It is often said, and rightly so, that pregnancy is not an illness. Women who are pregnant, however, have reason to visit what Susan Sontag calls the 'Kingdom of the Sick'(La-bacqz in Shelp 1985 p.275) so that their health and the health of the foetus, can be monitored. With monitoring comes a range of onerous offers which women must consider: the offer of testing; the offer of results in the form of odds and ratios; the offer of certainty (that is, a definite genetic diagnosis by opting for amniocentesis or chorionic villus sampling) with the risk of losing the foetus or baby; and the offer of termination if the tests detect serious genetic disorders.
It might be argued that the virtues of a virtuous patient are inappropriate for a pregnant woman. Some discussion of the virtues offered by Karen Labacq, however, suggest that they have relevance to the issue of prenatal testing. The virtues of the virtuous patient, presented by Labacqz (Shelp 1985) are fortitude, prudence and hope.
Both Peter Geach and Rosalind Hursthouse present pregnancy as necessitating courage. Geach (1977 p.xxix) states that courage is what we all need in the end, and it is constantly needed in the ordinary course of life: by (for example) women who are with child'. Hursthouse (1987) states that 'most pregnancies and labours call for courage, fortitude and endurance, though most women make light of them—so why are women not praised and admired for going through with them?'.
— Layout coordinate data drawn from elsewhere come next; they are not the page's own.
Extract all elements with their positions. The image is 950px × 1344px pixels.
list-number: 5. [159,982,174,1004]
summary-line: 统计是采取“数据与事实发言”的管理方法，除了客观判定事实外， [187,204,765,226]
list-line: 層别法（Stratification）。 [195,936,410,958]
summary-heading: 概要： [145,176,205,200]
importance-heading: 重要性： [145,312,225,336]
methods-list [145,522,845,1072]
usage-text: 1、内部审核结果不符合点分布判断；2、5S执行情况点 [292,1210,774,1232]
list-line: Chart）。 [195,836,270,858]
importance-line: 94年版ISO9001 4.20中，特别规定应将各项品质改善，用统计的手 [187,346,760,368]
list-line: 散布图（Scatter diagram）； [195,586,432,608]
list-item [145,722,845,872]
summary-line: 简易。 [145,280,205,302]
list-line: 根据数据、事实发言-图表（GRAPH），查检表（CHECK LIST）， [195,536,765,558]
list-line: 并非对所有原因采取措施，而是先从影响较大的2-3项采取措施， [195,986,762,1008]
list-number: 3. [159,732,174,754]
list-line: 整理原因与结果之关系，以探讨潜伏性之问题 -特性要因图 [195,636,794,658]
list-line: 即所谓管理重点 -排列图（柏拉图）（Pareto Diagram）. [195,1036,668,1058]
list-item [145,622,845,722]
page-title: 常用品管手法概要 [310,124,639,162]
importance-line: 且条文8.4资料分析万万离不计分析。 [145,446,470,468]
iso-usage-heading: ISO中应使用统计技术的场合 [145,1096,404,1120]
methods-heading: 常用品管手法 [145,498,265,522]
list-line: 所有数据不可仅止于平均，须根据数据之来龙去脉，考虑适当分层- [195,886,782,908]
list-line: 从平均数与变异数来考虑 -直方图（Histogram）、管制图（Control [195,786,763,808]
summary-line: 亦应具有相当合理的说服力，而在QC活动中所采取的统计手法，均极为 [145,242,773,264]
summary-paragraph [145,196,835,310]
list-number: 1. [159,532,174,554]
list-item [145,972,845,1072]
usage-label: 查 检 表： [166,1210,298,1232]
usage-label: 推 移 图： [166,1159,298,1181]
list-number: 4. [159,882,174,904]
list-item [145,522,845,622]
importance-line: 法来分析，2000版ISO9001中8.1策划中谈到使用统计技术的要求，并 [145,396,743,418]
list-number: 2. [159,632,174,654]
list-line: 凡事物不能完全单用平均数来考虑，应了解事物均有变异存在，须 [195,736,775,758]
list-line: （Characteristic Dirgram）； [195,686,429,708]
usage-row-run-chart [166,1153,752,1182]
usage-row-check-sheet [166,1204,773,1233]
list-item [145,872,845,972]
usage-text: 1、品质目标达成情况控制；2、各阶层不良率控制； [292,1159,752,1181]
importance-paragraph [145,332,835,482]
Courage, in relation to prenatal testing for genetic disorders means facing the fears which emerge. Two aspects of courage or fortitude are identified as endurance and attack (Labacqz). Endurance in relation to testing could be related to the decision made, for example, to continue or discontinue the pregnancy as endurance has to do with 'keeping one's spirit from being broken by fear, grief or sadness'(ibid). Attack could represent a woman's efforts to demand support for the child born with a genetic disorder.
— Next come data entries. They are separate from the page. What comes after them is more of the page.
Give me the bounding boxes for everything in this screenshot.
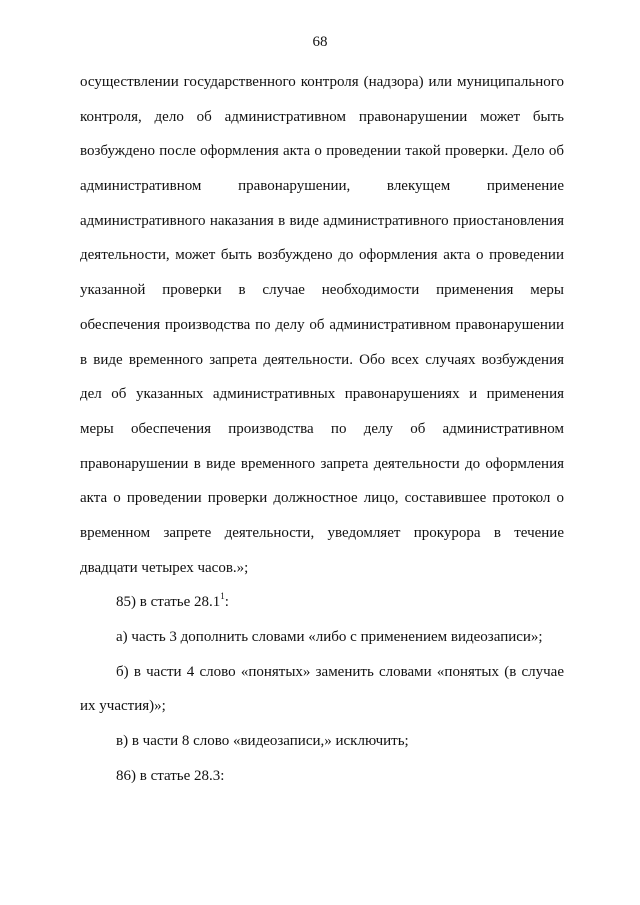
text-line: обеспечения производства по делу об административном правонарушении <box>80 316 564 333</box>
item-85-superscript: 1 <box>220 591 225 602</box>
text-line: акта о проведении проверки должностное лицо, составившее протокол о <box>80 490 564 507</box>
item-85-a: а) часть 3 дополнить словами «либо с применением видеозаписи»; <box>116 629 543 645</box>
text-line: осуществлении государственного контроля (надзора) или муниципального <box>80 74 564 90</box>
item-85-text: 85) в статье 28.1 <box>116 594 221 611</box>
text-line: двадцати четырех часов.»; <box>80 559 249 576</box>
text-line: деятельности, может быть возбуждено до оформления акта о проведении <box>80 247 564 264</box>
text-line: правонарушении в виде временного запрета деятельности до оформления <box>80 455 564 472</box>
item-85-v: в) в части 8 слово «видеозаписи,» исключить; <box>116 733 409 750</box>
page-number: 68 <box>312 34 328 50</box>
text-line: административного наказания в виде административного приостановления <box>80 212 564 229</box>
document-body <box>80 70 564 798</box>
item-85-b-line2: их участия)»; <box>80 698 166 715</box>
item-86-heading: 86) в статье 28.3: <box>116 767 225 784</box>
text-line: указанной проверки в случае необходимости применения меры <box>80 282 564 299</box>
text-line: контроля, дело об административном правонарушении может быть <box>80 108 564 125</box>
text-line: в виде временного запрета деятельности. Обо всех случаях возбуждения <box>80 351 564 368</box>
item-85-heading <box>80 590 564 625</box>
text-line: возбуждено после оформления акта о проведении такой проверки. Дело об <box>80 143 564 160</box>
text-line: дел об указанных административных правонарушениях и применения <box>80 386 564 403</box>
item-85-b-line1: б) в части 4 слово «понятых» заменить словами «понятых (в случае <box>116 663 564 680</box>
text-line: временном запрете деятельности, уведомляет прокурора в течение <box>80 524 564 541</box>
item-85-suffix: : <box>224 594 229 611</box>
text-line: административном правонарушении, влекущем применение <box>80 178 564 195</box>
text-line: меры обеспечения производства по делу об административном <box>80 420 564 437</box>
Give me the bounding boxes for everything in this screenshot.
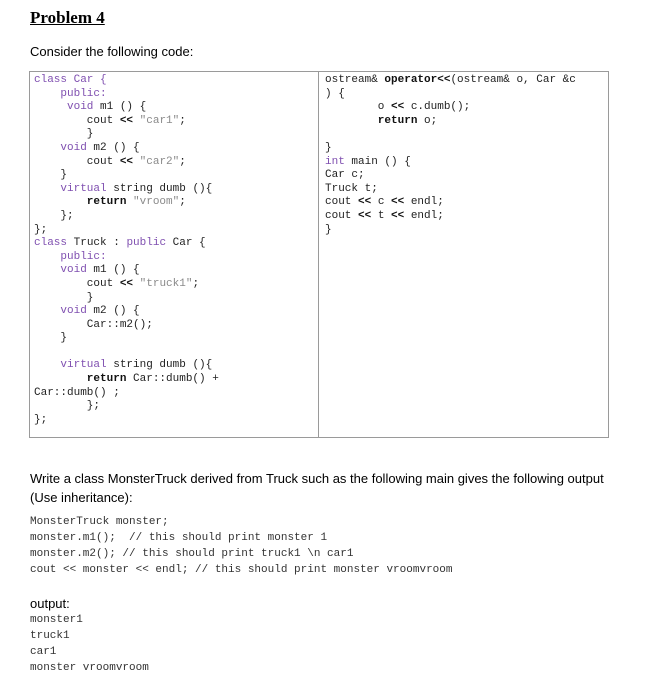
code-line: cout << t << endl; <box>325 209 444 222</box>
main-code-line: MonsterTruck monster; <box>30 516 169 528</box>
code-line: public: <box>34 250 107 263</box>
output-line: monster1 <box>30 614 83 626</box>
intro-text: Consider the following code: <box>30 44 194 59</box>
code-line: } <box>34 128 94 141</box>
code-line: } <box>325 141 332 154</box>
code-line: }; <box>34 223 48 236</box>
code-line: }; <box>34 209 74 222</box>
code-line: class Car { <box>34 74 107 86</box>
output-line: car1 <box>30 646 57 658</box>
code-line <box>325 128 608 142</box>
code-line: } <box>34 291 94 304</box>
code-line: cout << "car1"; <box>34 114 186 127</box>
task-description: Write a class MonsterTruck derived from Truck such as the following main gives the following output (Use inheritance): <box>30 471 604 505</box>
code-line: public: <box>34 87 107 100</box>
code-line: } <box>34 332 68 345</box>
code-line: virtual string dumb (){ <box>34 182 213 195</box>
code-line: Car::m2(); <box>34 318 153 331</box>
output-label: output: <box>30 596 70 611</box>
code-line: ostream& operator<<(ostream& o, Car &c <box>325 74 576 86</box>
code-line: void m2 () { <box>34 141 140 154</box>
code-line: cout << "truck1"; <box>34 277 200 290</box>
code-line: cout << "car2"; <box>34 155 186 168</box>
code-line: o << c.dumb(); <box>325 101 471 114</box>
code-table <box>29 71 609 438</box>
code-line: }; <box>34 400 101 413</box>
operator-main-code <box>319 72 608 437</box>
code-line: virtual string dumb (){ <box>34 359 213 372</box>
output-line: truck1 <box>30 630 70 642</box>
code-line: cout << c << endl; <box>325 196 444 209</box>
code-line: }; <box>34 413 48 426</box>
code-line: class Truck : public Car { <box>34 237 206 250</box>
code-line: Car::dumb() ; <box>34 386 120 399</box>
class-definitions-code <box>30 72 319 437</box>
code-line: return Car::dumb() + <box>34 373 219 386</box>
code-line: return o; <box>325 114 438 127</box>
code-line: } <box>325 223 332 236</box>
main-usage-code <box>30 514 452 578</box>
expected-output <box>30 612 149 676</box>
main-code-line: monster.m2(); // this should print truck1 \n car1 <box>30 548 354 560</box>
main-code-line: cout << monster << endl; // this should print monster vroomvroom <box>30 564 453 576</box>
code-line: return "vroom"; <box>34 196 186 209</box>
output-line: monster vroomvroom <box>30 662 149 674</box>
code-line: } <box>34 169 68 182</box>
code-line: Car c; <box>325 169 365 182</box>
code-line: Truck t; <box>325 182 378 195</box>
code-line <box>34 346 318 360</box>
problem-title: Problem 4 <box>30 8 105 27</box>
code-line: ) { <box>325 87 345 100</box>
code-line: int main () { <box>325 155 411 168</box>
code-line: void m1 () { <box>34 264 140 277</box>
main-code-line: monster.m1(); // this should print monster 1 <box>30 532 328 544</box>
code-line: void m2 () { <box>34 305 140 318</box>
code-line: void m1 () { <box>34 101 147 114</box>
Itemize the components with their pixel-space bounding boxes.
The second virtue of prudence necessitates, according to Labacqz (in Shelp 1985 p.282), our ability to perceive accurately, to learn 'the truth of things' and to be able to act in a fitting manner. Contemplation, docility (in the 'sense of teachableness, or openness) and trust are, Labacqz states, necessary for 'receptive silence before the truth of real things'(p.283). There are many issues to be prudent about in relation to prenatal testing—how, for example, to interpret the odds presented and what to do in the light of the odds. One woman may, for example, consider odds of one in seven positively (there are six chances out of seven of having a baby without a genetic disorder) and another may interpret a 1 in 120 chance negatively (her baby could be the one with the genetic disorder). Other questions relate to further tests and the risk factors relating to these tests and also relate to how to respond to positive results in the light of the possibility of false positives and negatives. What prudence seems to require is that information, and perhaps other women's experience of continuing or discontinuing pregnancies where genetic disorders have been diagnosed, are taken into account when contemplating actions. Prudence is unlikely to protect against all negative or painful emotions but prudent decisions should be easier to live with than imprudent decisions. The point should be made also that, as there are time constraints with many of these decisions, the knowledge, support and skills of a professional could be most helpful as a great deal will have to be considered in a relatively short space of time. The third, and final, virtue of the patient on this account is hope which includes 'hope for improvement, hope for the courage to withstand it all, hope for meaning to emerge out of the chaos, pain and sense of injustice'(Labacqz in Shelp 1985 p. 284). Whilst hope can be interpreted in different ways in relation to prenatal testing this would seem to be a virtue which will benefit the woman, making the difficult decisions more bearable.